Melissa Harris-Perry: Let's talk about moving beyond. So much of what Color of Change does is, not only organizing, digital organizing, on-the-ground organizing, moving people to various actions, but you are also really extraordinary storytellers helping us to reframe how we think about public events, how we think about what the possibilities are for the future. Tell me what kinds of stories we need to be telling or that we need to stop telling in this context, what Jordan Neely's killing tells us about the stories that are on a loop.
Rashad Robinson: I fundamentally believe that creative content, the stories that come out of Hollywood or enter our stages around the country, or show up on any of our screens have so much potential to unlock opportunities and not just obligations, have the ability to reach us in new ways. Right now, on a day-to-day basis, so much of the content normalizes this type of injustice. It's why we produced a report called Normalizing Injustice, where we looked at all the crime television shows across the season, and we have another one of those looks coming out in a couple of months.
That report really dug into all of the ways in which our television program, those crime procedural shows, those Law & Order and CSI type shows, show the "good guy", the law enforcement officer stepping outside of the rules, stepping outside of the set of obligations and responsibilities that they're sworn to and the law and then justifies the means, whether it's violence, whether it's surveillance, whether it's other things that are not actually the rules, doing those things and then be rewarded and us almost celebrating and curing that behavior because there's this idea that it's okay because it keeps us safe.
If those that have all of the tools of the state are incentivized on television programs to still violate the law in order to create some semblance of justice, that absolutely sends a message, but beyond that, Melissa, the idea of a vigilante, the idea of a lone wolf person taking justice into their own hands, stepping outside of the law, the rules, we are trained and we are taught to root for those folks, that they are our heroes in society.
Unless we begin to tell a different set of stories, build a new cannon of creative content that prioritizes what societies can look like when we have investments, how we can work together to solve problems, how we can create real accountability when these moments come up and how we manage and navigate conflict, I believe those can be very creative stories, but so much of our content now-- It's not just the television and movies, it's our content that comes out of gaming that in many ways creates an interaction for so many young men, in particular, to be the character that is saving the day through a whole set of actions.

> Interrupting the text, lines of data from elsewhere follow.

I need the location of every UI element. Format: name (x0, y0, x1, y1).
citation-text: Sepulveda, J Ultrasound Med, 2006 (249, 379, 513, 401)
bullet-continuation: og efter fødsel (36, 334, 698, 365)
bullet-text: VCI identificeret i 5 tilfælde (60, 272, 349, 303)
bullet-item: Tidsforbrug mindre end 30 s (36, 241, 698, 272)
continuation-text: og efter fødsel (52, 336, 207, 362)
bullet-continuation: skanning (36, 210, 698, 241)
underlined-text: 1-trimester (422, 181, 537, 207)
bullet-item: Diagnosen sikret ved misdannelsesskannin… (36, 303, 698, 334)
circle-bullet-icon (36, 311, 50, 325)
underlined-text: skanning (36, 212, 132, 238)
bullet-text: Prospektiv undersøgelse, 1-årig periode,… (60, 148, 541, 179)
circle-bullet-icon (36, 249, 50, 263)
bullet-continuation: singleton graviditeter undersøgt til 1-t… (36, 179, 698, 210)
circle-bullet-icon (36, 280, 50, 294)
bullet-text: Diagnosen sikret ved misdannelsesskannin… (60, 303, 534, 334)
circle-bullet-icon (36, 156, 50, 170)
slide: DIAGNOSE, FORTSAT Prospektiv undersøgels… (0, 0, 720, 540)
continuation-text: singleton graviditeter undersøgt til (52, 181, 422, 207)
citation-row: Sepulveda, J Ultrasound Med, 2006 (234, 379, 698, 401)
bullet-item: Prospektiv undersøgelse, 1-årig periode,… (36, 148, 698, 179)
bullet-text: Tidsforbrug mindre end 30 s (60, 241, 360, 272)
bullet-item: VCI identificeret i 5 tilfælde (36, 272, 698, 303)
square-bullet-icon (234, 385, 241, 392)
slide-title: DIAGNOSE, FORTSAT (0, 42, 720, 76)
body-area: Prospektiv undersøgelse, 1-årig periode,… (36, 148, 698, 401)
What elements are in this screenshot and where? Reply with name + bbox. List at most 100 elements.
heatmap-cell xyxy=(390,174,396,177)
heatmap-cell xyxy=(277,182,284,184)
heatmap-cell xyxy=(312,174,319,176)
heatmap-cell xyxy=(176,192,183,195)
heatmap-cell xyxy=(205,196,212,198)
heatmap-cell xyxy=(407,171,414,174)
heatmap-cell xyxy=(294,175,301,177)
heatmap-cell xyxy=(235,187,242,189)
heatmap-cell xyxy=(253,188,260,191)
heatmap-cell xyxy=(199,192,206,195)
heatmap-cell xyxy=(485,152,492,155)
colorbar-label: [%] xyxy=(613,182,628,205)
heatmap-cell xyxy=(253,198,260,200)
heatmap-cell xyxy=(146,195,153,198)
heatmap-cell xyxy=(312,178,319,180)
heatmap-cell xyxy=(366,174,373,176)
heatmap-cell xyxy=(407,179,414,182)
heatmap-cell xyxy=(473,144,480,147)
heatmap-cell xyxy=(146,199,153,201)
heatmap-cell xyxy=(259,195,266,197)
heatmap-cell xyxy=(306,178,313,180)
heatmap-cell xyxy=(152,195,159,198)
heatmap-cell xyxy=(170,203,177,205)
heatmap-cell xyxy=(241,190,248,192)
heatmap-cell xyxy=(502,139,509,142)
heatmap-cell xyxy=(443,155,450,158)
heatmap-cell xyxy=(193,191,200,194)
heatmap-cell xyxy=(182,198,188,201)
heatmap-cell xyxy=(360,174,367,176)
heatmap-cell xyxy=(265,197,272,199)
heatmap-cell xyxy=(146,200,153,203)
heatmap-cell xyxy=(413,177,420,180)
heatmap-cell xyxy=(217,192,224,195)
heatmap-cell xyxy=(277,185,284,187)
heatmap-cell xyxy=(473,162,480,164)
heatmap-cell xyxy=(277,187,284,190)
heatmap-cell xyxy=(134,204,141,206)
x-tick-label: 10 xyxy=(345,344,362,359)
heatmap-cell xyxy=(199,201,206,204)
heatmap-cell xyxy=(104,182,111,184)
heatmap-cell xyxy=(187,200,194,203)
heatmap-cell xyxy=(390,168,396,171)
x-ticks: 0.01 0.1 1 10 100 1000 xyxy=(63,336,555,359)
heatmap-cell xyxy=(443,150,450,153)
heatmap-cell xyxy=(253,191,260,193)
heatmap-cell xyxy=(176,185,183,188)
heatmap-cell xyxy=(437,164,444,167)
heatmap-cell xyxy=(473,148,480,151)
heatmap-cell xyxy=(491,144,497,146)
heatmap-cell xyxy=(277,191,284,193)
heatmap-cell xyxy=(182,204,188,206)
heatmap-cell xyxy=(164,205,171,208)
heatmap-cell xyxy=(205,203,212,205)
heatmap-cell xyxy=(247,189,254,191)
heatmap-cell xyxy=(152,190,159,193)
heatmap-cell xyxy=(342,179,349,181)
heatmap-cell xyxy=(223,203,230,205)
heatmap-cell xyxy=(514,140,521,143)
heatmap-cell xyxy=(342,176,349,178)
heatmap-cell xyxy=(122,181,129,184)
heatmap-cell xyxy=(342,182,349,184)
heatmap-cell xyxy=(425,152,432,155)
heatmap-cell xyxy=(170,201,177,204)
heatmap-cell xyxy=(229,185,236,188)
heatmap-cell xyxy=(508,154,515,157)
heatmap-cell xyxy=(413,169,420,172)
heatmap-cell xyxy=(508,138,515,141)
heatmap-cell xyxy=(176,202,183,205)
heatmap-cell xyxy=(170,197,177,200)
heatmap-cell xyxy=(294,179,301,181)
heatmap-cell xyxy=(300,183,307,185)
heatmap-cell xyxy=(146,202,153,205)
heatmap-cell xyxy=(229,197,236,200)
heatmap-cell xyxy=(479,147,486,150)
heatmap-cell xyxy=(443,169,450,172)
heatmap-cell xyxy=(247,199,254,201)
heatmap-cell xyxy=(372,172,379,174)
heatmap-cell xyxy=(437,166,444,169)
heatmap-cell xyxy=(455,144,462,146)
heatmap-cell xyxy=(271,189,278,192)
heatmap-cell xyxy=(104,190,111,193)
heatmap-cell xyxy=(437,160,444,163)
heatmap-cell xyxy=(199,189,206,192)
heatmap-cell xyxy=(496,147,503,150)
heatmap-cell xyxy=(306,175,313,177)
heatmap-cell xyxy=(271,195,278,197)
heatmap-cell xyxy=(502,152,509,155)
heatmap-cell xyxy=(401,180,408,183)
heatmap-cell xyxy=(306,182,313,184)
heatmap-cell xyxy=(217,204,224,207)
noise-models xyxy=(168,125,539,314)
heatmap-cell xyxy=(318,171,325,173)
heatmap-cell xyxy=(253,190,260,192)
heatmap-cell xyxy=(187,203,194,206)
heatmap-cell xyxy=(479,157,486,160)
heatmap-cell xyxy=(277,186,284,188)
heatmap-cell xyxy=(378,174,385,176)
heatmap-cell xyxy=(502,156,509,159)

Now, I love entertainment. I'm not saying that we shouldn't have entertaining content, but we have to be realistic about the kind of messages that we, in an ongoing way, send to society about the ends that justify the means and understanding the deep levels of racial discriminations, the way that our justice system doesn't work, all means that at the end of the day, Black people become, not just the ends, but the means.
At the same time, once again, almost three years after the remembrance of George Floyd's murder where Black people saw themselves in those images, saw a police officer so comfortable choking the life out of one of our own, that we see now a regular citizen being able to do the same thing and having those who are elected officials twist themselves in knots or very casually find ways to defend this type of behavior. We have the ability to change it.
I want to invite people in to join us in that effort, whether it is the fight to hold Hollywood accountable or whether it is the fight to create new laws and accountability, or whether it is the work to unlock resources that help us reimagine public safety and do the work that moves us forward.
Melissa Harris-Perry: Rashad Robinson is President of Color of Change. Thank you so much for taking the time with us.
Rashad Robinson: Thank you for having me.